I picked this up a couple times over the last two weeks and it just didn’t really grab me, although the drawings are very evocative and not at all like his picture books. it feels like a cross between Tim Burton’s drawings and the loose line work of Saul Steinberg.
The ideas in Ungerer's work presented here are full of depth and complexity, and his simple style gives them a directness with the observer. There are no extraneous details, no distractions. Much like the subjects in The Underground Sketchbook, the observer must come face-to-face with the crudeness and hopelessness in the world brought upon by an ideology and one's own wicked pursuit of happiness through Ungerer's lens, a world that is black-and-white and bleeds red. The veil of romantic perception is not simply lowered, but snatched, and in this motion Ungerer shows us the darker side: A lady holding her child's hand in the vice of a lobster claw, a woman binding a man to a pillar with a umbilical cord still linked to their baby, A man constricted by a snake that has metamorphosed from a cord plugged into the wall. Ungerer constantly reminds us that the objects of our desire and the lifestyles we choose can cause us tremendous pain and sorrow without our realization of the cause (or with our realization, denial). We sometimes are so taken by our romanticized perception of the world, we fail to see the red dripping from the tightly sewn veil.
Excellent sociocultural commentary on the radical movements of the 60s- women’s sexual freedom, war, and suburban malaise. Excellent introduction by Jonathan Miller, who writes that Ungerer “explore[s] the mysteries in simultaneously stripping down work to its most primitive while telling the most sophisticated stories”

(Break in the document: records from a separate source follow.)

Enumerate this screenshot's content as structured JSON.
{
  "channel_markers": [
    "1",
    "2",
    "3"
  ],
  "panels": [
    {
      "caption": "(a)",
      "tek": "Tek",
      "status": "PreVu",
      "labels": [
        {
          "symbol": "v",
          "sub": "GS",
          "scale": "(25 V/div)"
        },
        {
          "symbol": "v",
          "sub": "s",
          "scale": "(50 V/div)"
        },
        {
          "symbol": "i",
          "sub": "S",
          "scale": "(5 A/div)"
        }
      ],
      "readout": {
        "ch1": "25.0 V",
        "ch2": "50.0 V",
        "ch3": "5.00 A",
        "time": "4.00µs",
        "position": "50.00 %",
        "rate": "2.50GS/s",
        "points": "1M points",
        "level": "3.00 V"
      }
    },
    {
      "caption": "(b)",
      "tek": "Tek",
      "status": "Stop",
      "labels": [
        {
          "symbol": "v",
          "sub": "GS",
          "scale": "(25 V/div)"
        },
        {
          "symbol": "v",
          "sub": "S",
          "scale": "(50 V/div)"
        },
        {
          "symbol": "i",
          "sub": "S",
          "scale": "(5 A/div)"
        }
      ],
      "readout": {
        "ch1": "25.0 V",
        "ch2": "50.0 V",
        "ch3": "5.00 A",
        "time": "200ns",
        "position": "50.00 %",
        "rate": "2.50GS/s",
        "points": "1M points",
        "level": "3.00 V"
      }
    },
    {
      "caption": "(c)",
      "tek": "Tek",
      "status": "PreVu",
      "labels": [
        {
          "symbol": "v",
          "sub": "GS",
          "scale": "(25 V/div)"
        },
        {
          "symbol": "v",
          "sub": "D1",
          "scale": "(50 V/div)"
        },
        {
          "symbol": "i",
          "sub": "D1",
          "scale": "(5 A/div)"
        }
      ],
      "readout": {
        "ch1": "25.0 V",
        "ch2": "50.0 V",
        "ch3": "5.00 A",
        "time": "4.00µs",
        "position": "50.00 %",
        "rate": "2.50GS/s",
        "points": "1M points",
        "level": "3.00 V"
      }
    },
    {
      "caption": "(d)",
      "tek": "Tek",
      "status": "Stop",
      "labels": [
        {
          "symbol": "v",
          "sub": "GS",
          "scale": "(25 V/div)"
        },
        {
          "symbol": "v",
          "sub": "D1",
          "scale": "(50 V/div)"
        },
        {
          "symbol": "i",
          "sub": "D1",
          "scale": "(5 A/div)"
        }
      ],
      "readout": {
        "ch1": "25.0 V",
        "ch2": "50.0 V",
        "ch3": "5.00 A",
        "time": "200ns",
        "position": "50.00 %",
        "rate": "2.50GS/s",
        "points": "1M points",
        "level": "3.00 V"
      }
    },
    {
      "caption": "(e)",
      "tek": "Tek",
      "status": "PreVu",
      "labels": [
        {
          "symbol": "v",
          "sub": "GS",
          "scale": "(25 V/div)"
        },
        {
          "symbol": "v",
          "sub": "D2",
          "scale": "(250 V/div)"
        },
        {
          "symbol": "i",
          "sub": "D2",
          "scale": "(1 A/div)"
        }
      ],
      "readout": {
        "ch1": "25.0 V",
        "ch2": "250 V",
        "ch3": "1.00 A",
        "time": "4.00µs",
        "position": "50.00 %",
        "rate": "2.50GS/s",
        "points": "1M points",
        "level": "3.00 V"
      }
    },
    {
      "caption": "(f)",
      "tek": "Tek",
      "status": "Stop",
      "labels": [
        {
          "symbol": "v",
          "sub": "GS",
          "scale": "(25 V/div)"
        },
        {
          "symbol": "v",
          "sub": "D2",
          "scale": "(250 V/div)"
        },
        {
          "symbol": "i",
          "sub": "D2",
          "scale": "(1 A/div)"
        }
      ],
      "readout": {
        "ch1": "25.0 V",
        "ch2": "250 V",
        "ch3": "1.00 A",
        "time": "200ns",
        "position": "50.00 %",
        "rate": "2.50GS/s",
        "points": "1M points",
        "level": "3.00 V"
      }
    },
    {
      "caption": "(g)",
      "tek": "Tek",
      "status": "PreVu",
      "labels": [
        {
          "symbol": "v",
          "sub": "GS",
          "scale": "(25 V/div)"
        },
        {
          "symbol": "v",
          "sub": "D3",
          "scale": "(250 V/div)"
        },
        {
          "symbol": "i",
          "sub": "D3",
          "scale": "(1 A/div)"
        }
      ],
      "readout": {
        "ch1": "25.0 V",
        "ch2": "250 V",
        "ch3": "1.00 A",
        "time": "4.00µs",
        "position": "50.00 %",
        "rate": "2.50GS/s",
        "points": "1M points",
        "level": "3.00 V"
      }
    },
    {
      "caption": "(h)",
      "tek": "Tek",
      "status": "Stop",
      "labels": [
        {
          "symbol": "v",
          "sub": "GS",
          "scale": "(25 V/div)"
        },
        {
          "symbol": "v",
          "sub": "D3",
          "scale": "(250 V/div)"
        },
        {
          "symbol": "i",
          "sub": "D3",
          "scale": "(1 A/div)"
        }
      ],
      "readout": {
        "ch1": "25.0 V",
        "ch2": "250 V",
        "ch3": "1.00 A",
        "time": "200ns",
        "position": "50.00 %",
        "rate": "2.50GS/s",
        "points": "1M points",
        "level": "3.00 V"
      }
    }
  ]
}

I know Tomi Ungerer as a children’s illustrator. This is not for kids! It’s full of dismembered bodies and bodies fused with machines in an Akiralike Cronenbergian fashion. The only color besides black is Red, red blood ominous red lipstick, red lobster claws. This book has a good introduction by Jonathan Hiller that describes the dissolution of bodies within Ungerer's work & how they depict the scrambled times of the 60s, and that the literal dismembering of bodies during the holocaust fried everyone’s brains. The drawings are often comical but also pretty bleak and/or gruesome. Marriage is depicted as stigmata, a couple nails their hands together on a table. Another man sits at a table with several nails hammered through. I wish I'd had more time to look at each image.